A fix for the spurious issues on network mounts was finally accepted in https://reviews.llvm.org/D155579, and landed in https://github.com/llvm/llvm-project/commit/02a37547834902ed05fa9c5d1dcc9e31c37e2182. The fix is way too disruptive to make it into the 17.x release series (where the 17.0.0 version is due to be released next week), but should be part of the upcoming 18.x release in 6 months unless some issue appears. The latest nightly build at https://github.com/mstorsjo/llvm-mingw/releases/nightly should contain this fix though, if you want to take it for a spin.

falhumai96 commented 12 months ago

Awesome news @mstorsjo ! Thanks for your help. Greatly appreciated.

falhumai96 commented 12 months ago

I'll close the issue once 18.0.0 is released (I'll also test it out if the issue is fixed or not).

mstorsjo commented 11 months ago

I'll close the issue once 18.0.0 is released (I'll also test it out if the issue is fixed or not).

If possible, could you try out a nightly build as well? Once 18.0.0 is out, in case it actually doesn't fix your issue, it's at least another 6 months before a fix can be out in a release...

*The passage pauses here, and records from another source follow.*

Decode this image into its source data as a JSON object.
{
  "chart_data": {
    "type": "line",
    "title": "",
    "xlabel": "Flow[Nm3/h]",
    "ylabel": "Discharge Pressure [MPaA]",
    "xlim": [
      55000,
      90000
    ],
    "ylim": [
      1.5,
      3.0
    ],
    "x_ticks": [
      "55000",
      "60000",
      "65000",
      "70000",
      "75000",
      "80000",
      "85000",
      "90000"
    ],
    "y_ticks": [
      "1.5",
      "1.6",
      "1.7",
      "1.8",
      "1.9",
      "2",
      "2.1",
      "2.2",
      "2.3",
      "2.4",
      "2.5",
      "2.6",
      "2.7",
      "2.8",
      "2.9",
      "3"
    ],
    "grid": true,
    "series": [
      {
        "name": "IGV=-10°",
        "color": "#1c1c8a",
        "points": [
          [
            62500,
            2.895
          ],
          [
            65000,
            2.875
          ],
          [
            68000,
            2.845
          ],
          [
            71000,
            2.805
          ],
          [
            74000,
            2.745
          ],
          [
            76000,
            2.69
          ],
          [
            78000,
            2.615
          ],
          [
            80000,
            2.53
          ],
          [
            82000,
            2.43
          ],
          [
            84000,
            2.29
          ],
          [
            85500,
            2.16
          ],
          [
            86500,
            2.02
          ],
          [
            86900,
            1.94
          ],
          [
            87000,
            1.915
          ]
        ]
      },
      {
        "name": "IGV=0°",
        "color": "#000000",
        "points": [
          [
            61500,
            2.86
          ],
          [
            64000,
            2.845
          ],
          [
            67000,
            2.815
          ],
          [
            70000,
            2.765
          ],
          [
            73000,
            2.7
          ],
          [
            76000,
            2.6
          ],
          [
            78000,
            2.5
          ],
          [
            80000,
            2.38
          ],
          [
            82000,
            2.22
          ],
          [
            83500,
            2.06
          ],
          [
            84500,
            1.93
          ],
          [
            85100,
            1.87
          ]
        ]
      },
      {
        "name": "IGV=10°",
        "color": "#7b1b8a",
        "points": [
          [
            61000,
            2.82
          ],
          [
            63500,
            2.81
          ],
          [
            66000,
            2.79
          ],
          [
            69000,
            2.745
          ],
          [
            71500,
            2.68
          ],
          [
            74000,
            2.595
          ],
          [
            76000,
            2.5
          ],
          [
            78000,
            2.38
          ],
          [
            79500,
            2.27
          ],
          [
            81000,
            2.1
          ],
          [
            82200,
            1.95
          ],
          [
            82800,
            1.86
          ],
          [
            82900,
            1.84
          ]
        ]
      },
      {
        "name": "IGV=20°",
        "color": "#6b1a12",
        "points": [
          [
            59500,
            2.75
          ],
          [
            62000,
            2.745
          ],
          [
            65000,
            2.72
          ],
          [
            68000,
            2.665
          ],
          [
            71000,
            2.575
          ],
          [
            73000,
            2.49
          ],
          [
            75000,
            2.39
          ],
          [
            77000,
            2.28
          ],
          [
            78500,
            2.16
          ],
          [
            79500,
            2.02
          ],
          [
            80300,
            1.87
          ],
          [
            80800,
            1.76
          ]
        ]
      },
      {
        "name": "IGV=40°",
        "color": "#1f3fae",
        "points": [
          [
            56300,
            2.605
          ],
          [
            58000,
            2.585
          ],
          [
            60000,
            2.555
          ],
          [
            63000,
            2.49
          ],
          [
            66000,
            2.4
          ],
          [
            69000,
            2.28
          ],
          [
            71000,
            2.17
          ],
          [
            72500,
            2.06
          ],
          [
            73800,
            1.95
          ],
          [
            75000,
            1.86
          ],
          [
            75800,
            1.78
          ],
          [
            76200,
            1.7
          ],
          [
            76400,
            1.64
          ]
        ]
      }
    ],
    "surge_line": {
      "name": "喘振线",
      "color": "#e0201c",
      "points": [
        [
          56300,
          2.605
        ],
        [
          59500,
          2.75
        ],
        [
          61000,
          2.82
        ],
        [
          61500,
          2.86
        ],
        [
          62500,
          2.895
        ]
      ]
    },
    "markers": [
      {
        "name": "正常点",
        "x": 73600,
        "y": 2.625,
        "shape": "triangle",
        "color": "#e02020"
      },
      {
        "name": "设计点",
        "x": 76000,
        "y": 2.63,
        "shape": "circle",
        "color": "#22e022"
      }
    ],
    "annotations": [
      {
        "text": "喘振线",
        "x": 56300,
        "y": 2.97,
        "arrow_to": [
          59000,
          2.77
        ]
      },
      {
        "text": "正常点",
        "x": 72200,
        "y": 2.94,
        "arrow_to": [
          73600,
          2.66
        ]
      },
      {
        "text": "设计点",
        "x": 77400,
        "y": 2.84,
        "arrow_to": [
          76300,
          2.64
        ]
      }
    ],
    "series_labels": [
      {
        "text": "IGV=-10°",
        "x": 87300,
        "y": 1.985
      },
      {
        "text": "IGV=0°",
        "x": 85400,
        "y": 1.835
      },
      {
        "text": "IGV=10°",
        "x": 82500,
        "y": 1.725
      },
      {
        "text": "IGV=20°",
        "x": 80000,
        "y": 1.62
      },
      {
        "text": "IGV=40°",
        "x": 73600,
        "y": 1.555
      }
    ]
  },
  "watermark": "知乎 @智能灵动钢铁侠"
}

falhumai96 commented 11 months ago

@mstorsjo I have just tested the nightly build against LLVM/Clang MinGW 16.0.6, and the issue is clearly fixed (I noticed it in the earlier build but not on the nightly build). Great work. Much appreciated!

Not sure if UCRT vs MSVCRT would matter (highly doubtful), but I noticed that the nightly has only a build for the former so I did not test the latter.

mstorsjo commented 11 months ago

@mstorsjo I have just tested the nightly build against LLVM/Clang MinGW 16.0.6, and the issue is clearly fixed (I noticed it in the earlier build but not on the nightly build). Great work. Much appreciated!

Thanks for testing!

Not sure if UCRT vs MSVCRT would matter (highly doubtful), but I noticed that the nightly has only a build for the former so I did not test the latter.

Yeah, the CRT choice shouldn’t make any difference here. (And I don’t include msvcrt based builds in the nightlies, as that requires quite a bit of extra compilation.)